Per quanto possa sembrare che le teorie del complotto siano un prodotto di Internet e dei tempi moderni risulta invece che le più varie teorie del complotto siano state diffuse in epoche e luoghi anche molto lontani e diversi, per esempio, nella Roma Imperiale non erano rare le teorie del complotto che riguardavano principalmente donne e schiavi (Pagán, 2008). All’inizio del 1900 si è inoltre diffusa la Teoria del Complotto Giudaico, successivamente utilizzata anche come carburante della propaganda nazista (Herf, 2005). I tempi cambiano e le tecniche e i mezzi di comunicazione sono diversi, eppure le spiegazioni complottiste riescono sempre a far breccia. Basti pensare alle contemporanee teorie riguardanti il Covid-19.

Dato che, storicamente, diversi complotti sono realmente avvenuti (si pensi all’assassinio di Giulio Cesare), si potrebbe ritenere che le credenze complottiste siano un riflesso preciso della realtà: le persone credono nei complotti perché questi ultimi sono effettivamente presenti e diffusi nel mondo. Tuttavia alcune evidenze empiriche e logiche ci portano a negare tale ipotesi.
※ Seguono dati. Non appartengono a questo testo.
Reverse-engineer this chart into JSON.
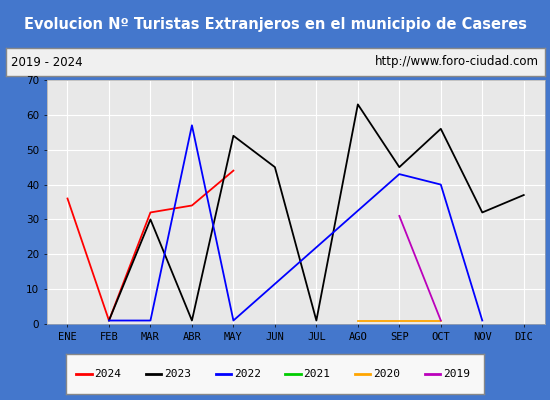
{
  "title": "Evolucion Nº Turistas Extranjeros en el municipio de Caseres",
  "subtitle_left": "2019 - 2024",
  "subtitle_right": "http://www.foro-ciudad.com",
  "months": [
    "ENE",
    "FEB",
    "MAR",
    "ABR",
    "MAY",
    "JUN",
    "JUL",
    "AGO",
    "SEP",
    "OCT",
    "NOV",
    "DIC"
  ],
  "series": {
    "2024": {
      "color": "#ff0000",
      "data": [
        36,
        1,
        32,
        34,
        44,
        null,
        null,
        null,
        null,
        null,
        null,
        null
      ]
    },
    "2023": {
      "color": "#000000",
      "data": [
        null,
        1,
        30,
        1,
        54,
        45,
        1,
        63,
        45,
        56,
        32,
        37
      ]
    },
    "2022": {
      "color": "#0000ff",
      "data": [
        null,
        1,
        1,
        57,
        1,
        null,
        null,
        null,
        43,
        40,
        1,
        null
      ]
    },
    "2021": {
      "color": "#00cc00",
      "data": [
        null,
        null,
        null,
        null,
        null,
        null,
        null,
        null,
        null,
        null,
        null,
        null
      ]
    },
    "2020": {
      "color": "#ffa500",
      "data": [
        null,
        null,
        null,
        null,
        null,
        null,
        null,
        1,
        null,
        1,
        null,
        null
      ]
    },
    "2019": {
      "color": "#bb00bb",
      "data": [
        null,
        null,
        null,
        null,
        null,
        null,
        null,
        null,
        31,
        1,
        null,
        null
      ]
    }
  },
  "ylim": [
    0,
    70
  ],
  "yticks": [
    0,
    10,
    20,
    30,
    40,
    50,
    60,
    70
  ],
  "title_bg": "#4477cc",
  "title_color": "#ffffff",
  "outer_bg": "#4477cc",
  "plot_bg": "#e8e8e8",
  "sub_bg": "#f0f0f0",
  "grid_color": "#ffffff",
  "legend_order": [
    "2024",
    "2023",
    "2022",
    "2021",
    "2020",
    "2019"
  ]
}
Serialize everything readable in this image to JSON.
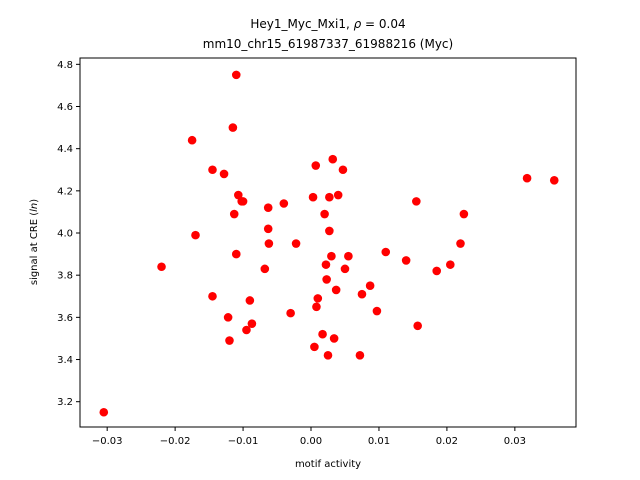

Per esempio, Knight (2003) ha constatato che il numero di teorie del complotto esistenti sia estremamente elevato e vi sono teorie del complotto concorrenti ed in contraddizione anche nello spiegare lo stesso evento. Negli Stati Uniti è estremamente diffusa la credenza che ci sia stato un complotto alla base dell’omicidio di Kennedy, tuttavia è stato stimato che circa 40 gruppi diversi siano stati accusati di essere i responsabili del complotto. Dato un numero così elevato di teorie in contraddizione, la diretta conseguenza è che anche assumendo che una di queste sia vera, la maggior parte delle teorie del complotto sia comunque falsa. In generale, da un punto di vista storico è estremamente raro che una teoria del complotto si riveli corretta (Popper, 1945). In altre parole, le credenze complottiste non riflettono un’accurata fotografia della realtà, bensì riguardano il modo in cui le persone si interfacciano alla realtà e vi attribuiscono significato.

 

Evoluzione e credenze complottiste

Un recente approccio evoluzionista (van Prooijen & Van Vugt, 2018; vedi glossario) ha teorizzato come la propensione alle credenze complottiste sia il risultato di due potenziali processi di selezione naturale. In base al primo processo, la propensione verso le credenze complottiste non è altro che un sottoprodotto di altri meccanismi psicologici che si sono sviluppati nel corso della storia della nostra specie, perché comportavano un vantaggio evolutivo. In effetti, l’evoluzione ha fornito agli esseri umani enormi capacità di ragionamento, pensiero e comunicazione. In particolare, ci sono alcuni processi cognitivi che possono avere dato origine, come “effetto collaterale”, alla tendenza universale nel credere nei complotti. Tra questi vi sono la capacità di individuare (o creare) dei pattern (Mattson, 2014, vedi glossario), di riconoscere e attribuire agentività (Baron-Cohen, 1997, vedi glossario) e di gestire le minacce (Neuberg, Kenrick, & Schaller, 2011). Tutti questi processi si sono rivelati estremamente utili per la sopravvivenza della specie umana; si pensi ai primi esseri umani, impegnati a sopravvivere in un ambiente decisamente più ostile rispetto a quello a cui siamo ormai abituati. Stabilire che una persona fosse morta perché aggredita (riconoscimento di pattern), riconoscere che l’aggressione è stata dovuta alla messa in atto di un piano ideato da gruppi nemici (attribuzione di agency) e reagire in modo da massimizzare la propria sicurezza (gestione della minaccia), sono solo alcuni esempi di situazioni in cui i processi cognitivi umani hanno facilitato la sopravvivenza della specie. Secondo questa ottica, le credenze complottiste non hanno una propria utilità adattiva, ma sono il prodotto secondario di altre funzioni adattive.